ALM-16001 Hive Warehouse Space Usage Exceeds the Threshold (For MRS 2.x or Earlier)

Description

The system checks the Hive warehouse space usage every 30 seconds. The indicator Percentage of HDFS Space Used by Hive to the Available Space can be viewed on the Hive service monitoring page. This alarm is generated when the Hive warehouse space usage exceeds the specified threshold (85% by default).

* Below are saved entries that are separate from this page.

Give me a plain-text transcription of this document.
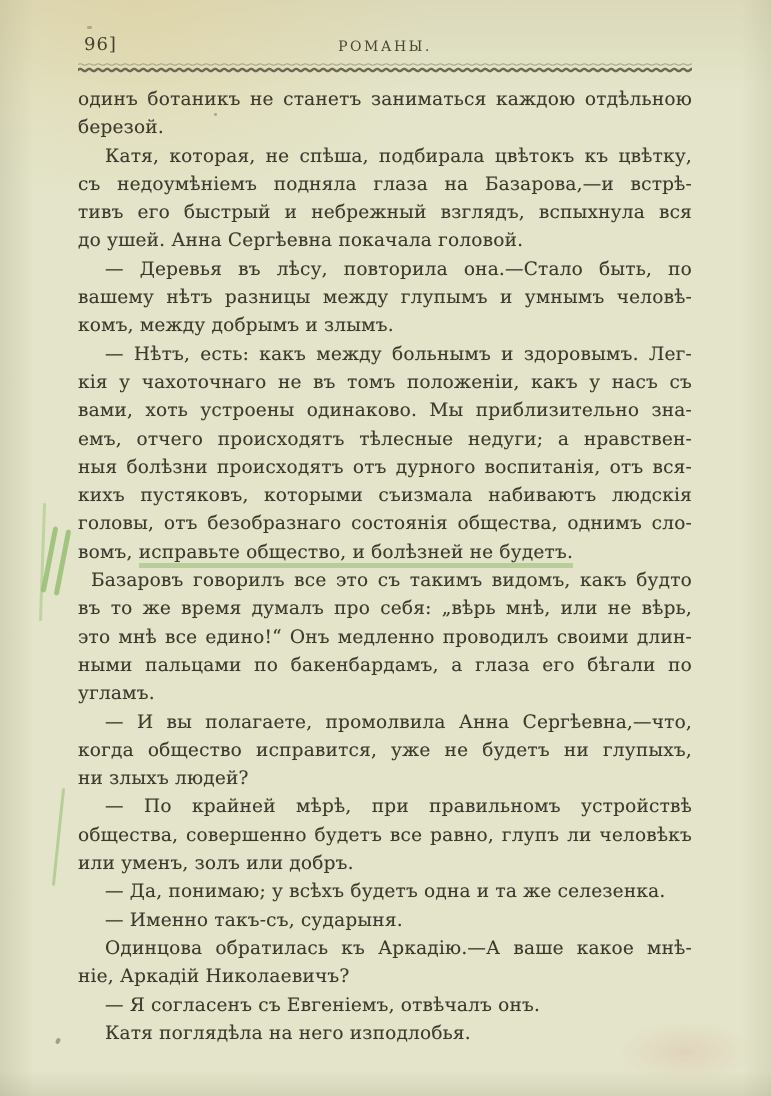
96]	РОМАНЫ.
одинъ ботаникъ не станетъ заниматься каждою отдѣльною
березой.
Катя, которая, не спѣша, подбирала цвѣтокъ къ цвѣтку,
съ недоумѣніемъ подняла глаза на Базарова,—и встрѣ-
тивъ его быстрый и небрежный взглядъ, вспыхнула вся
до ушей. Анна Сергѣевна покачала головой.
— Деревья въ лѣсу, повторила она.—Стало быть, по
вашему нѣтъ разницы между глупымъ и умнымъ человѣ-
комъ, между добрымъ и злымъ.
— Нѣтъ, есть: какъ между больнымъ и здоровымъ. Лег-
кія у чахоточнаго не въ томъ положеніи, какъ у насъ съ
вами, хоть устроены одинаково. Мы приблизительно зна-
емъ, отчего происходятъ тѣлесные недуги; а нравствен-
ныя болѣзни происходятъ отъ дурного воспитанія, отъ вся-
кихъ пустяковъ, которыми съизмала набиваютъ людскія
головы, отъ безобразнаго состоянія общества, однимъ сло-
вомъ, исправьте общество, и болѣзней не будетъ.
Базаровъ говорилъ все это съ такимъ видомъ, какъ будто
въ то же время думалъ про себя: „вѣрь мнѣ, или не вѣрь,
это мнѣ все едино!“ Онъ медленно проводилъ своими длин-
ными пальцами по бакенбардамъ, а глаза его бѣгали по
угламъ.
— И вы полагаете, промолвила Анна Сергѣевна,—что,
когда общество исправится, уже не будетъ ни глупыхъ,
ни злыхъ людей?
— По крайней мѣрѣ, при правильномъ устройствѣ
общества, совершенно будетъ все равно, глупъ ли человѣкъ
или уменъ, золъ или добръ.
— Да, понимаю; у всѣхъ будетъ одна и та же селезенка.
— Именно такъ-съ, сударыня.
Одинцова обратилась къ Аркадію.—А ваше какое мнѣ-
ніе, Аркадій Николаевичъ?
— Я согласенъ съ Евгеніемъ, отвѣчалъ онъ.
Катя поглядѣла на него изподлобья.
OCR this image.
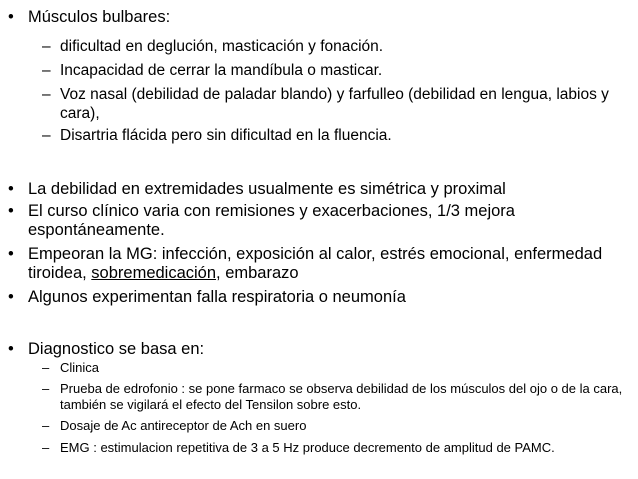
• Músculos bulbares:
– dificultad en deglución, masticación y fonación.
– Incapacidad de cerrar la mandíbula o masticar.
– Voz nasal (debilidad de paladar blando) y farfulleo (debilidad en lengua, labios y cara),
– Disartria flácida pero sin dificultad en la fluencia.
• La debilidad en extremidades usualmente es simétrica y proximal
• El curso clínico varia con remisiones y exacerbaciones, 1/3 mejora espontáneamente.
• Empeoran la MG: infección, exposición al calor, estrés emocional, enfermedad tiroidea, sobremedicación, embarazo
• Algunos experimentan falla respiratoria o neumonía
• Diagnostico se basa en:
– Clinica
– Prueba de edrofonio : se pone farmaco se observa debilidad de los músculos del ojo o de la cara, también se vigilará el efecto del Tensilon sobre esto.
– Dosaje de Ac antireceptor de Ach en suero
– EMG : estimulacion repetitiva de 3 a 5 Hz produce decremento de amplitud de PAMC.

This alarm is cleared when the Hive warehouse space usage is less than or equal to the threshold. You can reduce the warehouse space usage by expanding the warehouse capacity or releasing the used space.

Attribute

Alarm ID	Alarm Severity	Auto Clear
16001	Major	Yes

Parameters

Parameter	Description
ServiceName	Specifies the service for which the alarm is generated.
RoleName	Specifies the role for which the alarm is generated.
HostName	Specifies the host for which the alarm is generated.
Trigger condition	Generates an alarm when the actual indicator value exceeds the specified threshold.

Impact on the System

The system fails to write data, which causes data loss.

Possible Causes

The upper limit of the HDFS capacity available for Hive is too small.
The system disk space is insufficient.
Some data nodes break down.

Procedure

Expand the system configuration.
1. Analyze the cluster HDFS capacity usage and increase the upper limit of the HDFS capacity available for Hive.
  Go to the MRS cluster details page, choose Components > Hive > Service Configuration, set Type to All, search for hive.metastore.warehouse.size.percent, and increase the value of this parameter. Suppose that the value of the configuration item is A, total HDFS storage space is B, the threshold is C, and HDFS space used by Hive is D. Adjust the value of the configuration item according to A x B x C > D. The total HDFS storage space can be viewed on the HDFS monitoring page, and HDFS space used by Hive can be viewed on the Hive monitoring page.
2. Check whether the alarm is cleared.
  - If yes, no further action is required.
  - If no, go to 2.a.
Expand the system.
1. Add nodes.
2. Check whether the alarm is cleared.
  - If yes, no further action is required.
  - If no, go to 3.a.
Check whether the data node is normal.
1. Go to the cluster details page and choose Alarms.
2. Check whether ALM-12006 Node Fault, ALM-12007 Process Fault, or ALM-14002 DataNode Disk Usage Exceeds the Threshold exists.
  - If yes, go to 3.c.
  - If no, go to 4.
3. Clear the alarm by following the steps provided in ALM-12006 Node Fault, ALM-12007 Process Fault, or ALM-14002 DataNode Disk Usage Exceeds the Threshold.
4. Check whether the alarm is cleared.
  - If yes, no further action is required.
  - If no, go to 4.
Collect fault information.
1. On MRS Manager, choose System > Export Log.
2. Contact the O&M engineers and send the collected logs.